BUDGET REFORM, TAKE TWO: City Council Speaker Christine Quinn re-thought her original plan of having groups applying for Speaker's Office funding go through a Request-for-Proposal system after getting heat from several Council Members. 'I obviously liked the idea of having a competitive process for that $20 million; other people liked it a little bit less, I think it's fair to say,' she said.

Four weeks earlier, the Speaker had announced the creation of an Independent Compliance Officer to oversee spending, a Web site listing organizations applying for funding, and a Request-For-Proposal process for organizations seeking funding from the Speaker's Office.

Bows to Internal Pressure

Last week, Ms. Quinn scrapped the RFP system, which many Council Members believed granted the Mayor's Office too much control over the Council budget. She was conspicuously flanked by more than a dozen Council Members as she explained her change of heart.

"I obviously liked the idea of having a competitive process for that $20 million. Other people liked it a little bit less, I think it's fair to say," she said during a press conference at City Hall.

She announced that groups with budgets exceeding $25,000 would have to be registered with the State Attorney General's Office and that groups seeking discretionary funding would need to be cleared by the Mayor's Office of Contracts.

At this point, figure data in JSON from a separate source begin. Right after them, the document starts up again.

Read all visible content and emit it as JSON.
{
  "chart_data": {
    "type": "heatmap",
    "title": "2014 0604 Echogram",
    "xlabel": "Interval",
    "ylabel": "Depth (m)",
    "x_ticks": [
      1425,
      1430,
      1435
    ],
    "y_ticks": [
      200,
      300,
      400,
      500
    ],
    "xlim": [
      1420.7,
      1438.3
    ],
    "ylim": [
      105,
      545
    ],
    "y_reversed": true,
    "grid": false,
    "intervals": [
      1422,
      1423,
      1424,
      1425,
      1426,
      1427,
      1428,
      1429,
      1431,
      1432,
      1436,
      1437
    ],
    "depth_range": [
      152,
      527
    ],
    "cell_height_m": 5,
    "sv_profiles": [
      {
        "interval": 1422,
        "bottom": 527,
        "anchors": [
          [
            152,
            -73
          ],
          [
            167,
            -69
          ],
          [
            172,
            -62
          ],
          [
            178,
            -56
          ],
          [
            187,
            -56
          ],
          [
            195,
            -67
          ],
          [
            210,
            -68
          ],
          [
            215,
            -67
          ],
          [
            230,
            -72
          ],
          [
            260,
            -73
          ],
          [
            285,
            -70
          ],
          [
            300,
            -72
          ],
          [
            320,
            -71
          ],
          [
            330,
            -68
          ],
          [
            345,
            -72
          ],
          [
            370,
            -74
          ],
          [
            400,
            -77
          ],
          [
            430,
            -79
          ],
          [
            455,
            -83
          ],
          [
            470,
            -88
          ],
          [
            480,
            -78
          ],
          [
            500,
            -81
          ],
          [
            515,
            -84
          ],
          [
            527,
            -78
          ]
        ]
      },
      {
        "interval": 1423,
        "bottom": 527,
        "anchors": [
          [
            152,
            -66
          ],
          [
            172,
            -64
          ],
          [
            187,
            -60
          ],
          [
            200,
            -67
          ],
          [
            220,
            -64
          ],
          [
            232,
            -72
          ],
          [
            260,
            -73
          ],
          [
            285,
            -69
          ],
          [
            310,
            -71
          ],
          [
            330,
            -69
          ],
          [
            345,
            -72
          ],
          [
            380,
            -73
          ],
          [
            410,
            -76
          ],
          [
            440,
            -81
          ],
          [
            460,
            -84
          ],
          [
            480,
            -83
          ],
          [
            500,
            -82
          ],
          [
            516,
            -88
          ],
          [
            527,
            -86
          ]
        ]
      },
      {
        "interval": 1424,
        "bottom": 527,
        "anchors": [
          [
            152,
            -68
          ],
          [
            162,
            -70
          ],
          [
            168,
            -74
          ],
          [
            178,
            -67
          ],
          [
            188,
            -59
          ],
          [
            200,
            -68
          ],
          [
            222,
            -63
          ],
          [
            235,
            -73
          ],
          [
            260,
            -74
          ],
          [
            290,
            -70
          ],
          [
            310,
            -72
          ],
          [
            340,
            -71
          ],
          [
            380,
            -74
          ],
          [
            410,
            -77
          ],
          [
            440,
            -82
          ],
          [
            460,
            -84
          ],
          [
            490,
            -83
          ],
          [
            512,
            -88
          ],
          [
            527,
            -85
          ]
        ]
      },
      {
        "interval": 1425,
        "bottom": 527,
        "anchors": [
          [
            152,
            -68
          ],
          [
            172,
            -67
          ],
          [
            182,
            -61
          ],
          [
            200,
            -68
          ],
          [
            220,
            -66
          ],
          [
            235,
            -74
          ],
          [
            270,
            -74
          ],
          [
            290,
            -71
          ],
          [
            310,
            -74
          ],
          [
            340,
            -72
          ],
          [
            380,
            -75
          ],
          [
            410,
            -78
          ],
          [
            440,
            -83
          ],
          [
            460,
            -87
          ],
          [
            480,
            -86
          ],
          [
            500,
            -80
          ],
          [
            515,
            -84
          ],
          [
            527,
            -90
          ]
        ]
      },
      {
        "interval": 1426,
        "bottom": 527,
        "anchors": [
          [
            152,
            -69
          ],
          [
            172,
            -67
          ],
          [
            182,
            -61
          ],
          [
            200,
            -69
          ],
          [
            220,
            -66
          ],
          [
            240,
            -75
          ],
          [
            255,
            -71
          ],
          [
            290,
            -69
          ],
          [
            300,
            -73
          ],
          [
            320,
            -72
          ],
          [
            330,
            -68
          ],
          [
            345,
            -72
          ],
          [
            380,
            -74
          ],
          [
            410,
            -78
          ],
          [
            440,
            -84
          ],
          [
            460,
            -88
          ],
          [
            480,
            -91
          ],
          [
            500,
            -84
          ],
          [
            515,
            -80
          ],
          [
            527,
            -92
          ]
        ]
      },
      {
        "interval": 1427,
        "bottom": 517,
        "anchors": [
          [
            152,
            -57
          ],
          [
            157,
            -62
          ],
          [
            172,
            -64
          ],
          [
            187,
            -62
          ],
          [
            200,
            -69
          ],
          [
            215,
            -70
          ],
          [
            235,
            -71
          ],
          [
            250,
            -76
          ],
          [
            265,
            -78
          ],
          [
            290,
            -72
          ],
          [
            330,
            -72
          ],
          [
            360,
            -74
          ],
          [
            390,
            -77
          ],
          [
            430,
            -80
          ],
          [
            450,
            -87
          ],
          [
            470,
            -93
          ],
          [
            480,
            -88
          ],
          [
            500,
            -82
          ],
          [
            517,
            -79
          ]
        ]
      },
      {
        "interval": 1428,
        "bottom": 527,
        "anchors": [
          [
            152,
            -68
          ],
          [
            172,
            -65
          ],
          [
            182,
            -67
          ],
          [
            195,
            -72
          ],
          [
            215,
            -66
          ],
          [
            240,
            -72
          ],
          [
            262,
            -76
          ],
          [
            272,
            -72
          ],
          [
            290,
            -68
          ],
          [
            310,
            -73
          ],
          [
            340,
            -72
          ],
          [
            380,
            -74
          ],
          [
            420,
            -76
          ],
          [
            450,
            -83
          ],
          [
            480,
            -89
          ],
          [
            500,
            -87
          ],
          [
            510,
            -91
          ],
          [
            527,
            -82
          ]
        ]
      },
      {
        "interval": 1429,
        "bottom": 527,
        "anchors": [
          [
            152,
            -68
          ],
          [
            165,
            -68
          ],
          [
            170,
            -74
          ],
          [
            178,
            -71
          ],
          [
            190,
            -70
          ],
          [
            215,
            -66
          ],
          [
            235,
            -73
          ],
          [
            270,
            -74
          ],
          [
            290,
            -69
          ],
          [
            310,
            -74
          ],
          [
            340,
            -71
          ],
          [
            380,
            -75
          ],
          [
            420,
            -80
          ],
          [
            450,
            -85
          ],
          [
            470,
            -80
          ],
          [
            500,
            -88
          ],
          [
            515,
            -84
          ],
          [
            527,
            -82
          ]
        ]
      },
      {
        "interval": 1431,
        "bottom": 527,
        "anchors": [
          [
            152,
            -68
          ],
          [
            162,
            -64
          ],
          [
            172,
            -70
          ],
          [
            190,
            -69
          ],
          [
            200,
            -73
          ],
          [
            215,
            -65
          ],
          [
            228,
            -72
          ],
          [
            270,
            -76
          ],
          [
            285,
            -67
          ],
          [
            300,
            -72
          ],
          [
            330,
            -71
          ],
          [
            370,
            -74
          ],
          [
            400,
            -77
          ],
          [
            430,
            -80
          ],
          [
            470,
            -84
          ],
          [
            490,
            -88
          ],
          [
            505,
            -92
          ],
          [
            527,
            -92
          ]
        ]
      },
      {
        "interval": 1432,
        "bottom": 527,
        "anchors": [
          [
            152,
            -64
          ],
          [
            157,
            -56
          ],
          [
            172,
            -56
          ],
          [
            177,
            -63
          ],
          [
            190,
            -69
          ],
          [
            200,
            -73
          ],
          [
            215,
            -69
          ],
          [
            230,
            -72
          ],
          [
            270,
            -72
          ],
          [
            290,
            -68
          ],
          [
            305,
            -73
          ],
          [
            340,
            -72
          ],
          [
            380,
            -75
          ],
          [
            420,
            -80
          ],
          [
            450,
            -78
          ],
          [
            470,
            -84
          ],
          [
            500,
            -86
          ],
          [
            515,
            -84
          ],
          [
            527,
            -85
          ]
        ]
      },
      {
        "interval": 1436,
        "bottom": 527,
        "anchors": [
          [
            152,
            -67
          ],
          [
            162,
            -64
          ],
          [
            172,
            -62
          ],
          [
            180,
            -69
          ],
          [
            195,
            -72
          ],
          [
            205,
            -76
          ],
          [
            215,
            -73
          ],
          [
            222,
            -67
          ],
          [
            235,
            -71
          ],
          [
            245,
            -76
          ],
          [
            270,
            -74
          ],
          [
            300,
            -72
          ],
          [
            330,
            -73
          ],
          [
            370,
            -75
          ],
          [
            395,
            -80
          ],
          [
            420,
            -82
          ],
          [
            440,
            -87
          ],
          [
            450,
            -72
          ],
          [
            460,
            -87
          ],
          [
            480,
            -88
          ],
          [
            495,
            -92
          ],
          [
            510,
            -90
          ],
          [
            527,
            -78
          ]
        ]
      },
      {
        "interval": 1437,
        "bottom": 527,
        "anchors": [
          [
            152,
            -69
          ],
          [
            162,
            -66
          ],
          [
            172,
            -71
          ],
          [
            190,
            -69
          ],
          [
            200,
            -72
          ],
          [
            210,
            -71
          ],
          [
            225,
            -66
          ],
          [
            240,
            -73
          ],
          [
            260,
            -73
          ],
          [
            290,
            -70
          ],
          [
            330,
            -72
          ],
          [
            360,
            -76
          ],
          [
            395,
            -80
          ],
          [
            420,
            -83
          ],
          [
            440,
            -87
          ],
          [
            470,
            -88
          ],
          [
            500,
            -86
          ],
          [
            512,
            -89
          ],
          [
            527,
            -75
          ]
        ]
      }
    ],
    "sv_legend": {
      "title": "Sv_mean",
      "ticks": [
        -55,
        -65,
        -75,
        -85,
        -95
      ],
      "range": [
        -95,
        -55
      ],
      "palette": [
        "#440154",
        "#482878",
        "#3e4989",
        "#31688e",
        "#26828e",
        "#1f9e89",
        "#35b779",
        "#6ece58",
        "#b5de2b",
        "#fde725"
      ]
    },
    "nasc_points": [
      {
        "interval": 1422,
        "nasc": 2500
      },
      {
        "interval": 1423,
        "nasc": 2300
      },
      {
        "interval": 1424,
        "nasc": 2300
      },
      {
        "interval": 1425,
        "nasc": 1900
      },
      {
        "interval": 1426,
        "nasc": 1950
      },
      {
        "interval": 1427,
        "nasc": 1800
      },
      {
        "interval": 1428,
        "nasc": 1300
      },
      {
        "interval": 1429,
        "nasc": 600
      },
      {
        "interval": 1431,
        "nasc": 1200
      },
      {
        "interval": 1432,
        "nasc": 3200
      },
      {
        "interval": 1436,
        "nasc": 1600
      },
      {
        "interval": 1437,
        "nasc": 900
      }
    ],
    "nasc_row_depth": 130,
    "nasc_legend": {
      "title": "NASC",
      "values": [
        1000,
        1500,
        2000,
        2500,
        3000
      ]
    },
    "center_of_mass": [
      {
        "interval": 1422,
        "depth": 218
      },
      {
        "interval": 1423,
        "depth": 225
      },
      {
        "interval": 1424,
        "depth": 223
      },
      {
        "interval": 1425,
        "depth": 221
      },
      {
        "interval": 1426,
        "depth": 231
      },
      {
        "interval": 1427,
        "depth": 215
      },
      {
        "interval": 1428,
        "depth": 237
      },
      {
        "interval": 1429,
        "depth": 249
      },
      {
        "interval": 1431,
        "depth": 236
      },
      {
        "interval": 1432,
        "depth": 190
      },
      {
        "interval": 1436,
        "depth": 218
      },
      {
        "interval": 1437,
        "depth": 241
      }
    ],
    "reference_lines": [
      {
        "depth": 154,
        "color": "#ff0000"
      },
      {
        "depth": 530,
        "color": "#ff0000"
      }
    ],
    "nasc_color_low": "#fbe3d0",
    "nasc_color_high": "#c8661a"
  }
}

"Any allocation over $10,000 - whether it comes from the Speaker's discretionary fund, the member items or from initiatives that have Council discretion, so we're talking over $2 million - any of those will now go through a significantly increased vetting process, a pre-clearance process," Ms. Quinn said. "We will have a level of assurance that after they go through this pre-clearance vetting process that they have met a standard of ethics, they have met a standard of business integrity and they have demonstrated a capability to do the work we are seeking that they do on behalf of New Yorkers."

No Disclosure, No Grant

Ms. Quinn added that while Council Members had to disclose conflicts of interest when it came to funding organizations, the law was not specific as to what that meant. Her announcement included a requirement that Council Members list conflicts on paper.

"Members will not have their discretionary items processed if they do not fill out their disclosure forms," she said.

Several government watchdog groups praised the changes, but added that they should be seen as the beginning of a continuing reform process.

"These reforms are not a panacea and will likely require further refinement after we have a year's worth of experience behind us, but properly implemented, they should bring stronger integrity to the Council's budget process and restore some measure of public confidence that their hard-earned tax dollars are supporting legitimate organizations which perform valuable public service," said Citizens Union Executive Director Dick Dadey in a statement.

Liu Not Sold

Several prominent Council Members including Leroy Comrie, Robert Jackson and David Weprin hailed Ms. Quinn's announcement last week. But Councilman John Liu, who had blasted Ms. Quinn's initial budgetary changes in the immediate aftermath of the scandal, remained skeptical of the Speaker's plans.

"These changes are much ado about not much," he said. "They don't even take care of the biggest problem, which has been fictitious organizations."

The practice of allocating money to phantom organizations had been going on under two previous Speakers as well, and Ms. Quinn insisted that as soon as she became aware of it last year that she notified Federal and city investigators. Two aides of Councilman Kendall Stewart were indicted last month on Federal charges of embezzling $145,000 in discretionary funding, with one of them allegedly sending $31,000 to relatives in Jamaica. "Was it a very troubling, inappropriate, unacceptable practice to have fictitious groups in the budget? Yes, without a doubt," Ms. Quinn said. "New Yorkers are right to say it was wrong."